Anyone who’s ever been in a Saab for any length of time (and enjoyed it) will feel right at home in the 9-7x.
The fact that the 9-7x has very little, if any, Saab heritage is not the point. It’s fact that the journo and many other punters like him might think that it does – that’s what matters.
The 9-7x is becoming a success for Saab USA because it was properly developed and executed. It may not be completely kosher for us traditionalists, but money in the bank is money in the bank, and every little bit of it helps to ensure Saab’s future.
Don’t tell anyone, but apparently the Aero-X really is just a concept car and doesn’t have the 100% biopower engine that the computer projections are based on…..
Under the hood is an old V-6 to move it from place to place. When we finally got the Aero-X started (with jumper cables), it sounded like a truck and creaked around the airfield like Aunt Mary with arthritis.

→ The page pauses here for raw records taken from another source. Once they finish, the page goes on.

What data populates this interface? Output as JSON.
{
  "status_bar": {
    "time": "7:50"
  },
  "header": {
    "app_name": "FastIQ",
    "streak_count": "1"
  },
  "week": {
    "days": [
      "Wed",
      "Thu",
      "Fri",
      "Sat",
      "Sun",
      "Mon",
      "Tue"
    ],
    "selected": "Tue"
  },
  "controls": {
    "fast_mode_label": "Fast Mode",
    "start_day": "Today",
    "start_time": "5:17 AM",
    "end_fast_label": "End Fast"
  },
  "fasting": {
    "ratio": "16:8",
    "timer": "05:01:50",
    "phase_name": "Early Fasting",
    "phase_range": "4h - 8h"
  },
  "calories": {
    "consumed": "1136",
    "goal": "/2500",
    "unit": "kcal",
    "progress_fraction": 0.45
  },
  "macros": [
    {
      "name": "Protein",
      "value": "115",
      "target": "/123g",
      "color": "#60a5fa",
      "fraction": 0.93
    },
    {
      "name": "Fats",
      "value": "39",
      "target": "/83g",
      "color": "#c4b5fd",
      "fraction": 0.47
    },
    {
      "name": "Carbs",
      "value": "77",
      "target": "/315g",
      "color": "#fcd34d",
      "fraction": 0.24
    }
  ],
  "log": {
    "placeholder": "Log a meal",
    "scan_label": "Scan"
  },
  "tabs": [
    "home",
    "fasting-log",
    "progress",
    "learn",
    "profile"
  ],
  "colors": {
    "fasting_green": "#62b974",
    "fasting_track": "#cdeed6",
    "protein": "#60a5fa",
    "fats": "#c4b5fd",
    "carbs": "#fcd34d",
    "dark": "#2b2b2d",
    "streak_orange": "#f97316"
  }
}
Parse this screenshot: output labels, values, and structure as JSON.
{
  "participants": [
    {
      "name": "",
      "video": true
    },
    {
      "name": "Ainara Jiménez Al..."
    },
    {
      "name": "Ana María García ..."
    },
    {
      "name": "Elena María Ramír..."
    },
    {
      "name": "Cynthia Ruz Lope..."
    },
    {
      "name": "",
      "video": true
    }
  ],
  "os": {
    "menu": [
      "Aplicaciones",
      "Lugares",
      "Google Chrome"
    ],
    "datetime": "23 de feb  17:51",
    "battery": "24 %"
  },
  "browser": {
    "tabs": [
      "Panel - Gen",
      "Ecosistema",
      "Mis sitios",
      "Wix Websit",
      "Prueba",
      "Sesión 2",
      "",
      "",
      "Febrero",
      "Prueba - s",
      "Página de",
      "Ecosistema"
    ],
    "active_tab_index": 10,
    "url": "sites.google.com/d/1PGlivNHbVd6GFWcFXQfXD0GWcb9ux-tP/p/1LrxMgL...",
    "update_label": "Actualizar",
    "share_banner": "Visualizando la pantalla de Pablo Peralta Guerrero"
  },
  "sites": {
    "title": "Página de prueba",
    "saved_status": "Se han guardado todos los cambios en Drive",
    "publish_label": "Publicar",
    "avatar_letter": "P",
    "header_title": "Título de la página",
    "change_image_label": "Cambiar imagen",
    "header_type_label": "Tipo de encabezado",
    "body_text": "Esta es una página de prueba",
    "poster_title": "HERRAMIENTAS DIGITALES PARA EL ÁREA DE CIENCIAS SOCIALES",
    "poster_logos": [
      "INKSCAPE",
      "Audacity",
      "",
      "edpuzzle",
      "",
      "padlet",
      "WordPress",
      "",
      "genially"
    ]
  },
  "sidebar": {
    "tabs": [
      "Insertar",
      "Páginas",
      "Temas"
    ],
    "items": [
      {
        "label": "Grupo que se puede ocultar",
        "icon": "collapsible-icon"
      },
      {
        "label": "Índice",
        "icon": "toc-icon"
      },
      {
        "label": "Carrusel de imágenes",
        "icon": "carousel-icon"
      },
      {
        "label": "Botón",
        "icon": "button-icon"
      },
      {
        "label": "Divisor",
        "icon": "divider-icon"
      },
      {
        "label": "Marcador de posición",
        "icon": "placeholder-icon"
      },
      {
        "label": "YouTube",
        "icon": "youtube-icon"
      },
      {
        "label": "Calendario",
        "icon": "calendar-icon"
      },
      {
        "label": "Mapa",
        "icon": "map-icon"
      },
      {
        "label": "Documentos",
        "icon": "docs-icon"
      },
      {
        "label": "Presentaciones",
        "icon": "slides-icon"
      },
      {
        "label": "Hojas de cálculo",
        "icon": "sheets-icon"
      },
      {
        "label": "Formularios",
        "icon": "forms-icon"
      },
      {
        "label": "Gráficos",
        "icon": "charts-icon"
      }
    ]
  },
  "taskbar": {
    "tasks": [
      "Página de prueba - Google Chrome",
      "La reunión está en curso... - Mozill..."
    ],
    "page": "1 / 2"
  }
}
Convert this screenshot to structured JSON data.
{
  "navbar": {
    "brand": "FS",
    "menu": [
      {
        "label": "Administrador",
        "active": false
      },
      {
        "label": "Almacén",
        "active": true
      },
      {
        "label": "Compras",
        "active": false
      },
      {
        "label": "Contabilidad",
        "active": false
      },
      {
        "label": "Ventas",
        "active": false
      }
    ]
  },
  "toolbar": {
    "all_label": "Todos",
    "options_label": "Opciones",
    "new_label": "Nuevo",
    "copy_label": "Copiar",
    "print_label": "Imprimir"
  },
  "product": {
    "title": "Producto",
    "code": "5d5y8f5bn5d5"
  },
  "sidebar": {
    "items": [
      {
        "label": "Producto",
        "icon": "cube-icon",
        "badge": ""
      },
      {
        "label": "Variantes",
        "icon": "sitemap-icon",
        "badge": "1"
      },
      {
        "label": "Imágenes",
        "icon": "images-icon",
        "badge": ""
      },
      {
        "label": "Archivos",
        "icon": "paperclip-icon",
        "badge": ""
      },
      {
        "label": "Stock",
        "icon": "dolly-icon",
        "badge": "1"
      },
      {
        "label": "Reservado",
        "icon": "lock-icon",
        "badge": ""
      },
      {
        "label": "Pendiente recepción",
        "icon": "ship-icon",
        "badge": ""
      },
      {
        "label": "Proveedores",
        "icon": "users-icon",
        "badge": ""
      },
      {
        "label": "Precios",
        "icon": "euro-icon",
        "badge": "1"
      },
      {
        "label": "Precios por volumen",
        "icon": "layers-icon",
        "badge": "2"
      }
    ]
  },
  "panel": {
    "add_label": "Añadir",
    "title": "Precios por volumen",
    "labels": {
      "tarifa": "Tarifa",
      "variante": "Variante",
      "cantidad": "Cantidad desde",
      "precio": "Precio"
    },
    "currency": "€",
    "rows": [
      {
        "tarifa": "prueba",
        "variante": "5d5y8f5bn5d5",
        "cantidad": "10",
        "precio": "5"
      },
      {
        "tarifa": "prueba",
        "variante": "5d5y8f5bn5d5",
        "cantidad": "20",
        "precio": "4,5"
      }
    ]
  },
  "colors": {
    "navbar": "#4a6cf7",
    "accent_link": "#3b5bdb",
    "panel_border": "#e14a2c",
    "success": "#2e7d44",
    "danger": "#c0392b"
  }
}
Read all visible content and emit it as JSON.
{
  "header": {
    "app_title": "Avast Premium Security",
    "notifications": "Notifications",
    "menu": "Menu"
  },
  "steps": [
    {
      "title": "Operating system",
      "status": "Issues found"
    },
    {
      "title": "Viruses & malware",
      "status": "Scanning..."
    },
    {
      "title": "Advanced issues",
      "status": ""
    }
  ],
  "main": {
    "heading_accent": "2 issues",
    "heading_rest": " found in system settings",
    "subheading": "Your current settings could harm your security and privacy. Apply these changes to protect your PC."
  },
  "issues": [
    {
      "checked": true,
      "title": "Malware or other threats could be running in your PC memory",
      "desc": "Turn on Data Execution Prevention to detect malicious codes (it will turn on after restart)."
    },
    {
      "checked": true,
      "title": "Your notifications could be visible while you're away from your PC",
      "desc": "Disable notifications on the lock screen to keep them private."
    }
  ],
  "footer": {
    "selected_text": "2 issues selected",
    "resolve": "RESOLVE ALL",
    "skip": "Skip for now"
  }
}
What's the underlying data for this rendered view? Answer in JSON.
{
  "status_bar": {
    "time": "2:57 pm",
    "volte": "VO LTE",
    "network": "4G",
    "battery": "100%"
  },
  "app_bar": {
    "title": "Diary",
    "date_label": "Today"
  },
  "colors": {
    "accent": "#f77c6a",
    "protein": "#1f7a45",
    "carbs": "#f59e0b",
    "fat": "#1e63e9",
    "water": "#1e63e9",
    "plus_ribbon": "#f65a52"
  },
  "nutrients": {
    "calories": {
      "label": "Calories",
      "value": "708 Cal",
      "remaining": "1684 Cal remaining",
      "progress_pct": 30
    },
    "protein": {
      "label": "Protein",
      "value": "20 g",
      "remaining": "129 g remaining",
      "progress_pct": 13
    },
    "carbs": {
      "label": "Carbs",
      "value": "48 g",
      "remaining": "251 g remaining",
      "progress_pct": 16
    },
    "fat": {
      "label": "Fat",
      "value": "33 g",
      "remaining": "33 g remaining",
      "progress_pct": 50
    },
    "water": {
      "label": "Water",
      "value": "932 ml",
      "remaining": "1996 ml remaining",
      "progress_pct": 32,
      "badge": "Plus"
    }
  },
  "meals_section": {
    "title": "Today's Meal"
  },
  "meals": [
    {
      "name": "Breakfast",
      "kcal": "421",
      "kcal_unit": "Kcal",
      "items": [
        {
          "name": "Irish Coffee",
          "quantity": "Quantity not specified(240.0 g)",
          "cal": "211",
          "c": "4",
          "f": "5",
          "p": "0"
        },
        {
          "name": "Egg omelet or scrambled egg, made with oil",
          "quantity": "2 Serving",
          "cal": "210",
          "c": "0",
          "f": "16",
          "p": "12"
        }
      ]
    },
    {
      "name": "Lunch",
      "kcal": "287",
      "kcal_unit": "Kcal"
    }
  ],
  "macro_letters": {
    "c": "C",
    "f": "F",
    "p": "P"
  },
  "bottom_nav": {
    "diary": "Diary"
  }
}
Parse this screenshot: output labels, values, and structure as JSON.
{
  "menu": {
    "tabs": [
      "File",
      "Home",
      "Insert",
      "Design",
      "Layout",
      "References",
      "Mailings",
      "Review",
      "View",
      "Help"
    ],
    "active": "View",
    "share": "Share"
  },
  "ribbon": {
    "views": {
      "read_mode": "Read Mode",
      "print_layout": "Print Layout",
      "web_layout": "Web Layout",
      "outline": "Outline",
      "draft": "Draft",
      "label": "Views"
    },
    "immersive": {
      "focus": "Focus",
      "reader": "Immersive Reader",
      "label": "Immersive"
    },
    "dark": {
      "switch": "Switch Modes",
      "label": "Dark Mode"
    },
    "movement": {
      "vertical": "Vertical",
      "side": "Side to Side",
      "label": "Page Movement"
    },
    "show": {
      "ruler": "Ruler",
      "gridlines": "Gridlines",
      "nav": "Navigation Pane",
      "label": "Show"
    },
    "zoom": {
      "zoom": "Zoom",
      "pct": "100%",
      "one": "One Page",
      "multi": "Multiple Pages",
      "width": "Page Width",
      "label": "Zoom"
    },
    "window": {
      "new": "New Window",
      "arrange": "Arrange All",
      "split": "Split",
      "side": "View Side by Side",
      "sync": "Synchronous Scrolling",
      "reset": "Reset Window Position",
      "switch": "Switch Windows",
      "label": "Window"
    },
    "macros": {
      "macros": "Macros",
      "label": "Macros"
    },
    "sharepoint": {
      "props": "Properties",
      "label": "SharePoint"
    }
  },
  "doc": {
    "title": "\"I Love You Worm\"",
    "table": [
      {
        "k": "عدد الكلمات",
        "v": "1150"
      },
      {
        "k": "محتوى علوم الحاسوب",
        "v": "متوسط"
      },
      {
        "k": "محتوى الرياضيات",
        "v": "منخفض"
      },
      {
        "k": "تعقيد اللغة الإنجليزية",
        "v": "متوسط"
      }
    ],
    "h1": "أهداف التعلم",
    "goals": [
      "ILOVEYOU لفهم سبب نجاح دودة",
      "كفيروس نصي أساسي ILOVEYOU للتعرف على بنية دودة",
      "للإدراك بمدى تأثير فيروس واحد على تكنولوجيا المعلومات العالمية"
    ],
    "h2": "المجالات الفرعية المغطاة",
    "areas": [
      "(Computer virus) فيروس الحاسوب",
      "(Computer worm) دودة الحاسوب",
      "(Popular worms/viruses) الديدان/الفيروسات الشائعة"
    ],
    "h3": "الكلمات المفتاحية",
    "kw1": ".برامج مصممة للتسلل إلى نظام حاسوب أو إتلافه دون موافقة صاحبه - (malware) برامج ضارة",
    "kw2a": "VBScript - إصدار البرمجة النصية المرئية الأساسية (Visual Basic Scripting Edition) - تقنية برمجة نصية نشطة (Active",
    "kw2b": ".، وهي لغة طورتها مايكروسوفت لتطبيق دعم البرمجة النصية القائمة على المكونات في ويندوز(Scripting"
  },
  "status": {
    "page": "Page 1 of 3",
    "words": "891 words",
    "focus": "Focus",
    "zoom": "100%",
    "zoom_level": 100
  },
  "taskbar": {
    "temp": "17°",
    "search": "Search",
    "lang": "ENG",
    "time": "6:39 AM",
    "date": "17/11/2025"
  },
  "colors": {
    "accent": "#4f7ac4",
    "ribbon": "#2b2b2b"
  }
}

Ah, but it looks soooo good.
Yes, it does.
More talk about Ford and the plug-in hybrid at Autoblog.
Meanwhile, Rick Wagoner will be lobbying Dubya for some help in expanding the e85 distribution system. GM plans on focusing more and more on alternate fuels rather than hybrids as their answer to rising fuel prices.
At face value, I’ve really got to question the wisdom of this in the US market. Unless they come up with a major advance for making ethanol cheaper and more efficiently, I can’t help but think there’s going to be some massive hurdles.
I’m all for the Biopower Saabs coming to the US market, but I still question the wisdom of doing this at the expense of a diesel product, whose market will expand and gain acceptance at a much quicker rate (in my estimation at least).